第4話 俺の名は…

(せせらぎの音)


 少年は少女と合流し、土手に座っている。浴衣姿で髪を結い上げている少女は、後ろ姿だけだが、瑞々しいうなじが、少年と同年代だと語りかけているようだ。2人は黙ったまま川を見ている。


 俺は少年が考えていることを知っている。少女に伝えたいことがあるけど、どう切り出せばいいのか。泣かせてしまったらどうしようか。怒るんじゃないか。
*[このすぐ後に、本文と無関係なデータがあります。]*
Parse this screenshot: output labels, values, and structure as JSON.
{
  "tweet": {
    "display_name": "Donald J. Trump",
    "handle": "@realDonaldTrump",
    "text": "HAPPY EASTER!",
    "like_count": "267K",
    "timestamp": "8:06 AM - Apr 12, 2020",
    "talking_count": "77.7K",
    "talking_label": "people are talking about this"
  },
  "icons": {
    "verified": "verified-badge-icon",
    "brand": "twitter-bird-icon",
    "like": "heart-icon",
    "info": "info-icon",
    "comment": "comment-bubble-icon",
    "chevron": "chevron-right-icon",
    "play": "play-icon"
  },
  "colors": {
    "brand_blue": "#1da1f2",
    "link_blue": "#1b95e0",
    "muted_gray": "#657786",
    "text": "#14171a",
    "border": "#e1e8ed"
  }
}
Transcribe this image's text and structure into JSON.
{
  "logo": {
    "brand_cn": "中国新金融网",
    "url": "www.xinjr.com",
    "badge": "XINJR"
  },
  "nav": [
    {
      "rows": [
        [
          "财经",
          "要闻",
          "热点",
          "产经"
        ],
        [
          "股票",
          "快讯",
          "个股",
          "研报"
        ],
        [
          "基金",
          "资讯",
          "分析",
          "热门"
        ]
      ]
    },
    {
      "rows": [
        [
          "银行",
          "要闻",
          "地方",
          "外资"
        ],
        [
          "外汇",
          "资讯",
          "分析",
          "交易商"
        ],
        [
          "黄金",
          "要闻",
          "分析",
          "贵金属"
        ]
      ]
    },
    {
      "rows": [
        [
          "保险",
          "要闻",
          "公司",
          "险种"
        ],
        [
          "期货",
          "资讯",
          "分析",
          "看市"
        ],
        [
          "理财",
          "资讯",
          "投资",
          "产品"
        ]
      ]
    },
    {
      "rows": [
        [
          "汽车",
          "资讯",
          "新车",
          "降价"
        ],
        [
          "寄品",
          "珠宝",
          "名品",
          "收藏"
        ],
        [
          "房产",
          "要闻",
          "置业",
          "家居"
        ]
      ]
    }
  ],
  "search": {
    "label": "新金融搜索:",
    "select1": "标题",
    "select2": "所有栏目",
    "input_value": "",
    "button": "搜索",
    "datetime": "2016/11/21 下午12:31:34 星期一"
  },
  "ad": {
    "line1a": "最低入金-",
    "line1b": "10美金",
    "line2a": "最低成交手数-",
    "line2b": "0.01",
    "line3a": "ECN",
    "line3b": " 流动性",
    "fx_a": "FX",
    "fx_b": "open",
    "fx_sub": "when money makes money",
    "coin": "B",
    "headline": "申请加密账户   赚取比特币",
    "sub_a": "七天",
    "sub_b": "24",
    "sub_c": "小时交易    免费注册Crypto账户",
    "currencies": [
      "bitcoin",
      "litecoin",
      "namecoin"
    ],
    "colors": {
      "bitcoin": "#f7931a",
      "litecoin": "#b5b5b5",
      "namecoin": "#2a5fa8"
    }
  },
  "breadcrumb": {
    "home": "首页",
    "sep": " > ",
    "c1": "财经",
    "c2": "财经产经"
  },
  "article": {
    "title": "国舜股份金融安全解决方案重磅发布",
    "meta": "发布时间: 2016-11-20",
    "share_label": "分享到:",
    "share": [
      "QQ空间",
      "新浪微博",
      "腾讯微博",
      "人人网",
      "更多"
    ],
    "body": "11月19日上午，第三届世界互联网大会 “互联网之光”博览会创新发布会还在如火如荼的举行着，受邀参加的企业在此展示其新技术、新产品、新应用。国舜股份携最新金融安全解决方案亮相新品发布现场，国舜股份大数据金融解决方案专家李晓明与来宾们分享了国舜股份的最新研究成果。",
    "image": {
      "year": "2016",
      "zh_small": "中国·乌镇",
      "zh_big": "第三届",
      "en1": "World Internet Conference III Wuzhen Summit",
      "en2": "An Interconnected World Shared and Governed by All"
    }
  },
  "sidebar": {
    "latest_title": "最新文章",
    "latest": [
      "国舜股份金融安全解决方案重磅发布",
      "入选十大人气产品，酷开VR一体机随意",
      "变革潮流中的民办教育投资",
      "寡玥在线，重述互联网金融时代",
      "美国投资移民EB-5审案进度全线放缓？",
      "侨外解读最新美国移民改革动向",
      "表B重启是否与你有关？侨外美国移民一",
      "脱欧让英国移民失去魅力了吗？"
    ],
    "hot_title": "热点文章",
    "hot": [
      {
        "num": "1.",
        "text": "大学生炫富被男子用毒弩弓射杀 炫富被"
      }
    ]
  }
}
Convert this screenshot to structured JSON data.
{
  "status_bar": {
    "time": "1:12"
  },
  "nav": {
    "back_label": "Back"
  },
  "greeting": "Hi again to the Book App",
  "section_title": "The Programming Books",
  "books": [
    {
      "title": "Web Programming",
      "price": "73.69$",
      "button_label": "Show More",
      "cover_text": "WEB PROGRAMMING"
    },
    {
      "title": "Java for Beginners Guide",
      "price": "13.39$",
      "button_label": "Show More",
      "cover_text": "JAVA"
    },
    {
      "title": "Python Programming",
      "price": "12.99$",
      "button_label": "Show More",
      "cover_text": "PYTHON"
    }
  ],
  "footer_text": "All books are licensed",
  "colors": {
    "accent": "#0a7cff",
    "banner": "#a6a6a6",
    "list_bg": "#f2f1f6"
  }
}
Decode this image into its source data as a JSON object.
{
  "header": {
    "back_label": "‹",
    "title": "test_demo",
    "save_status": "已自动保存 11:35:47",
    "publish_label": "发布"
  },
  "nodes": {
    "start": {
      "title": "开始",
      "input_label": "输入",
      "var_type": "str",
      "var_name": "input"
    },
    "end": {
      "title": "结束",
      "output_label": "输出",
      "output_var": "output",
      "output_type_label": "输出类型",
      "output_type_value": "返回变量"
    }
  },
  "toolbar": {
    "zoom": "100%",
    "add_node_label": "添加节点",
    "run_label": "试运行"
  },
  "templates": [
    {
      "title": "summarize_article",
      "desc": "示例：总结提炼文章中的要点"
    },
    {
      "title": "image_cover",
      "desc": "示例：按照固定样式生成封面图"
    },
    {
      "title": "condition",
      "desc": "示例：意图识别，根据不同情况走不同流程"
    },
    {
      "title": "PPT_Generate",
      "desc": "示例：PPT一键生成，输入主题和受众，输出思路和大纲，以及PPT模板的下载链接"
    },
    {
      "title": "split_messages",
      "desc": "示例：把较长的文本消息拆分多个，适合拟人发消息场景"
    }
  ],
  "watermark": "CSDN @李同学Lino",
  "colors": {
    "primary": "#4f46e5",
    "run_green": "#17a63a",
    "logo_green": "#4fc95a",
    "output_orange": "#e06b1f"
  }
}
 そんな一つ一つの迷いが、告白の決断を遅らせているのだ。



 そして、彼女は辛抱強く待っている。彼の言葉をずっと。でも、耐えきれなくなるんだ。


「ねぇ、マコト。 なんで黙ってるの?」


 あぁ、君はいつもだ。 いつも、知らず知らずに俺を助けてくれる。


           

           そう、マコト。


 


 オルゴール職人で白河真帆の夫、白河誠。それが俺の名前。高校卒業を間近に控え、最後の夏祭りに真帆を誘ったんだった。


「うん、真帆。実は報告とお願いがあってさ」

「へー何?」

「師匠、見つかったんだ。 オルゴールの」

「マジ!? 良かったじゃん! 場所どこ?」

「東京」

「私も東京の短大通うんだ! 卒業しても近くだね!」

「うん、でね。 お願いがあるんだ」

「何? なんか気持ち悪いんだけど」

「僕の奥さんになってくれないか? 答えは急がないけど」

「……。二つ返事で『お願いします』だよ」



       「「ありがとう……」」



 真帆への感謝が、若かりしころの自分と重なって自然と口から漏れる。溢れ出す愛しさと懐かしさに負け、妻となる少女を抱きしめるべく、たどり着くことはできなかった。


 記憶を取り戻した副作用なのか。それとも、記憶を刻み込んだ代償なのか。突如襲ったこらえきれない頭痛に耐えかね、その場に倒れ伏してしまった。水が徐々に沸き立つような痛みが思考を霧散させていく。


 痛みに叫ぶことすら放棄せざるを得なくなった刹那、赤い花が見えた。そんな気がした。そう説明したのは、そこから先は何も覚えていなかったからだ。